Procédure devant la Cour :
Par une requête enregistrée le 10 novembre 2019, et un mémoire enregistré le 2 juin 2020, M. C..., représenté par Me B..., demande à la Cour :
1°) d'annuler le jugement n° 1900204 du Tribunal administratif de la Polynésie française en date du 31 octobre 2019 ;
2°) d'annuler la décision du 28 mai 2019 par laquelle le ministre de l'action et des comptes publics a rejeté sa demande de reconnaissance du transfert du centre de ses intérêts matériels et moraux en Polynésie française ;
3°) de mettre à la charge de l'État la somme de 2 500 euros au titre des dispositions de l'article L. 761-1 du code de justice administrative.
Il soutient que :
- le tribunal, en faisant du caractère continu de la durée du séjour un critère d'appréciation déterminant du lieu où ont été transférés ses intérêts matériels et moraux, a excédé sa compétence et commis une erreur de droit ;
- l'instruction de sa demande ne s'est pas faite dans des conditions régulières, dès lors qu'il n'a pas été mis à même de prendre connaissance des notes de la Direction régionale de Polynésie française du 30 avril 2019 et du Haut-Commissariat en Polynésie française du 13 mai 2019, dont il est fait mention dans la décision de rejet ; il n'a pu ainsi formuler des observations utiles à sa demande, dans le cadre d'une procédure contradictoire ;
- l'administration n'a pas pris en compte tous les éléments qu'il a communiqués à l'appui de sa nouvelle demande et a commis, ce faisant, une erreur de droit ;
- l'administration a ignoré l'article 215 du code civil, son mariage, datant de 1993, ne pouvant être considéré comme un mariage de circonstance ;
- la décision en litige est entachée d'une erreur manifeste d'appréciation ;
- elle a été prise en méconnaissance des dispositions de l'article 60 de la loi 84-16 sur le rapprochement de conjoints ;
- elle a été prise en méconnaissance des stipulations de l'article 8 de la convention européenne de sauvegarde des droits de l'homme et des libertés fondamentales et de l'article 3 de la convention de New-York sur les droits de l'enfant ;
- l'administration a méconnu le principe d'égalité de traitement ;
- il entend se référer à ses écritures de première instance.
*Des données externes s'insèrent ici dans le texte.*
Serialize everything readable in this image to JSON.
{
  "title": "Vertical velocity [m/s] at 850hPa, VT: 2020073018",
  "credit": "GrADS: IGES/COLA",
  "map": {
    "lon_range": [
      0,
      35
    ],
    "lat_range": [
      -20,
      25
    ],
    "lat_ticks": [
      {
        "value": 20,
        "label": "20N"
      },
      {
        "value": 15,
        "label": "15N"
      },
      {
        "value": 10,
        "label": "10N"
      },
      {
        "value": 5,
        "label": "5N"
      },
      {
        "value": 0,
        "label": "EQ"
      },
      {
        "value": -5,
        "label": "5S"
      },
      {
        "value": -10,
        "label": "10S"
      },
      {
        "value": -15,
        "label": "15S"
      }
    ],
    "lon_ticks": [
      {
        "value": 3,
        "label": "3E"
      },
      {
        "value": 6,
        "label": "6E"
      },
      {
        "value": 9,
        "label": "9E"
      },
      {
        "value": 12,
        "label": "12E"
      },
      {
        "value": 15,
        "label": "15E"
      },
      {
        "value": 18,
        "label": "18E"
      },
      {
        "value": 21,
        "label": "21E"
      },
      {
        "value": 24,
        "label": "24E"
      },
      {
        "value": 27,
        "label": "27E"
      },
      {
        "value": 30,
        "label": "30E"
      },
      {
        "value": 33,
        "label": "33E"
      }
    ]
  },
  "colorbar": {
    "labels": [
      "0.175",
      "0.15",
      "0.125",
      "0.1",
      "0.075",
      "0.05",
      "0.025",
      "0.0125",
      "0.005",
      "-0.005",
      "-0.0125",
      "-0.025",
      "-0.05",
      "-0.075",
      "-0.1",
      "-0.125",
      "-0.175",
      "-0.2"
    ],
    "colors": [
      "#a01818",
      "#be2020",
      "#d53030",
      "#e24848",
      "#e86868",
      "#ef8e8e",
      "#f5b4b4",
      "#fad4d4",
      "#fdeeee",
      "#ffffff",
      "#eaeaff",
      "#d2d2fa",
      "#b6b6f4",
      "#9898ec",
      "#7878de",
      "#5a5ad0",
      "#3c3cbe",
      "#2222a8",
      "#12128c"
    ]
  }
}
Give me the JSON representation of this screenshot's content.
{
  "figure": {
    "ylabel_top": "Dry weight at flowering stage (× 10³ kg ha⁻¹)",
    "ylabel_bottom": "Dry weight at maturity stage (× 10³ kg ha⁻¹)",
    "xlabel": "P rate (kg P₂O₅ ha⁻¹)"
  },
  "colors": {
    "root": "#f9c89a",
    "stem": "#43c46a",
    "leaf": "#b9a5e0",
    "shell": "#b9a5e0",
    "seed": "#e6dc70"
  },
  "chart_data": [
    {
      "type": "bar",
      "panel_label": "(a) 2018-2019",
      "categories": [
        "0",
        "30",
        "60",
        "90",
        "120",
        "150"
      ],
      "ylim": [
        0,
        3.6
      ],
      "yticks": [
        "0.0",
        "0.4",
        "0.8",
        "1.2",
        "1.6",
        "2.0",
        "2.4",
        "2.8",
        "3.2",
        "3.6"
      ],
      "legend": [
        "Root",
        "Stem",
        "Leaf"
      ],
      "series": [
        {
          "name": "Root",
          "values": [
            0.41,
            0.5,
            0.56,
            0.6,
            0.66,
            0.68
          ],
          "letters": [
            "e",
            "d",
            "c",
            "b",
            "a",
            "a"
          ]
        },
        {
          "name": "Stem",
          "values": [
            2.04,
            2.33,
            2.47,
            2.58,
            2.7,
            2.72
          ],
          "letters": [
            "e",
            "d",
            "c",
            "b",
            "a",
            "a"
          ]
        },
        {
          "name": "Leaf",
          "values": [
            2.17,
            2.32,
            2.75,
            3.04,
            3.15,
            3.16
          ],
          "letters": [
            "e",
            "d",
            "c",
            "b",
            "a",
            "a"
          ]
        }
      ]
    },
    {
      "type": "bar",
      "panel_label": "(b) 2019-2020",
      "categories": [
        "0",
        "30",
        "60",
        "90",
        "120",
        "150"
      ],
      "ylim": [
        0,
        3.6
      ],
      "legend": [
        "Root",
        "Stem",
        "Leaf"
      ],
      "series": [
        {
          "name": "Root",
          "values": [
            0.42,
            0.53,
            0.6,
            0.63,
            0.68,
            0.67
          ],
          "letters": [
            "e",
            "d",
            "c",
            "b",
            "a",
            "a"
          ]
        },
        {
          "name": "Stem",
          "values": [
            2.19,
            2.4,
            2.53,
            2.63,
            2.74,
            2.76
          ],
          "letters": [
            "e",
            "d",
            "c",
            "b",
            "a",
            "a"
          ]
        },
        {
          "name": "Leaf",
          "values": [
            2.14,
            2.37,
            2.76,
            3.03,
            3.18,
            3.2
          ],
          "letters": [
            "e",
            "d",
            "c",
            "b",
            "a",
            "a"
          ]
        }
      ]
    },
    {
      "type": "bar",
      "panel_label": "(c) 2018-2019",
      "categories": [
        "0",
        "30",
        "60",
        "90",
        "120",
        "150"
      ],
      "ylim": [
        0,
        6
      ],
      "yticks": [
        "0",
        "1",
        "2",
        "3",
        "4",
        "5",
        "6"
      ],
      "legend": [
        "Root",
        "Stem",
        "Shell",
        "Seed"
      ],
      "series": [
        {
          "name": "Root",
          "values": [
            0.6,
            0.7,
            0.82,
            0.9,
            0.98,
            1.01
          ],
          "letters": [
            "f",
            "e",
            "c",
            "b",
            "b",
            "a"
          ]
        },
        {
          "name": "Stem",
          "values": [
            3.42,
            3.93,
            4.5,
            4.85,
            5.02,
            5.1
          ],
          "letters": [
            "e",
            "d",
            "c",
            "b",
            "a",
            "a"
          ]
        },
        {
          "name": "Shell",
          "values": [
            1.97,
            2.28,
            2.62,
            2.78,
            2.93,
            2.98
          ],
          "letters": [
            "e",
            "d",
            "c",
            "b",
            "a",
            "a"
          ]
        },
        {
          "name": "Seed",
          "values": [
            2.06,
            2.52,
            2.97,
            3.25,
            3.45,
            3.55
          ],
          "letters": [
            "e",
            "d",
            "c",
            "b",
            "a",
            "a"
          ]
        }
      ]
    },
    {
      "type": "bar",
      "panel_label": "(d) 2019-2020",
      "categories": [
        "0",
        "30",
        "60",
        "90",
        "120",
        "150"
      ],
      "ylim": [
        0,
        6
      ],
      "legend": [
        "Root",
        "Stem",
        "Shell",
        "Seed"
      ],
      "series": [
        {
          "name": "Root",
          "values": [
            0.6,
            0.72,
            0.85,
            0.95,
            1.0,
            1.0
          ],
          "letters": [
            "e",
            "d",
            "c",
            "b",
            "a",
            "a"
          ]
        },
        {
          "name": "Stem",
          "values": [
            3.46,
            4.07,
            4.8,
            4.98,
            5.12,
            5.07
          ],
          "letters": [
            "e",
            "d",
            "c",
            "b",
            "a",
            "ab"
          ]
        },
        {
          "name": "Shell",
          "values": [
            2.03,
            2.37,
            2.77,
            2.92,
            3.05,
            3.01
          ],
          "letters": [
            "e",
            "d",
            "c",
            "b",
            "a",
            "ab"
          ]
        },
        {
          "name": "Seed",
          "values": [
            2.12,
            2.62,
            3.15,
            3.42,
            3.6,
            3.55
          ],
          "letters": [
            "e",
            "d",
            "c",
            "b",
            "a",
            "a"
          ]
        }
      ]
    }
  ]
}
Par un mémoire en défense, enregistré le 31 janvier 2020, le ministre de l'action et des comptes publics conclut au rejet de la requête.
Il soutient que les moyens soulevés par M. C... ne sont pas fondés.
Vu les autres pièces du dossier.
Vu :
- la loi organique n° 2004-192 du 27 février 2004 modifiée portant statut d'autonomie de la Polynésie française, ensemble la loi n° 2004-193 complétant le statut d'autonomie de la Polynésie française ;
- la loi n° 2020-290 du 23 mars 2020 d'urgence pour faire face à l'épidémie de covid-19 ;
- la loi n° 2020-546 du 11 mai 2020 prorogeant l'état d'urgence sanitaire et complétant ses dispositions ;
- l'ordonnance n° 2020-305 du 25 mars 2020 portant adaptation des règles applicables devant les juridictions de l'ordre administratif modifiée ;
- le décret n° 96-1026 du 26 novembre 1996 relatif à la situation des fonctionnaires de l'Etat et de certains magistrats dans les territoires d'outre-mer de Nouvelle-Calédonie, de Polynésie française et de Wallis-et-Futuna ;
- le code de justice administrative.
Les parties ont été régulièrement averties du jour de l'audience.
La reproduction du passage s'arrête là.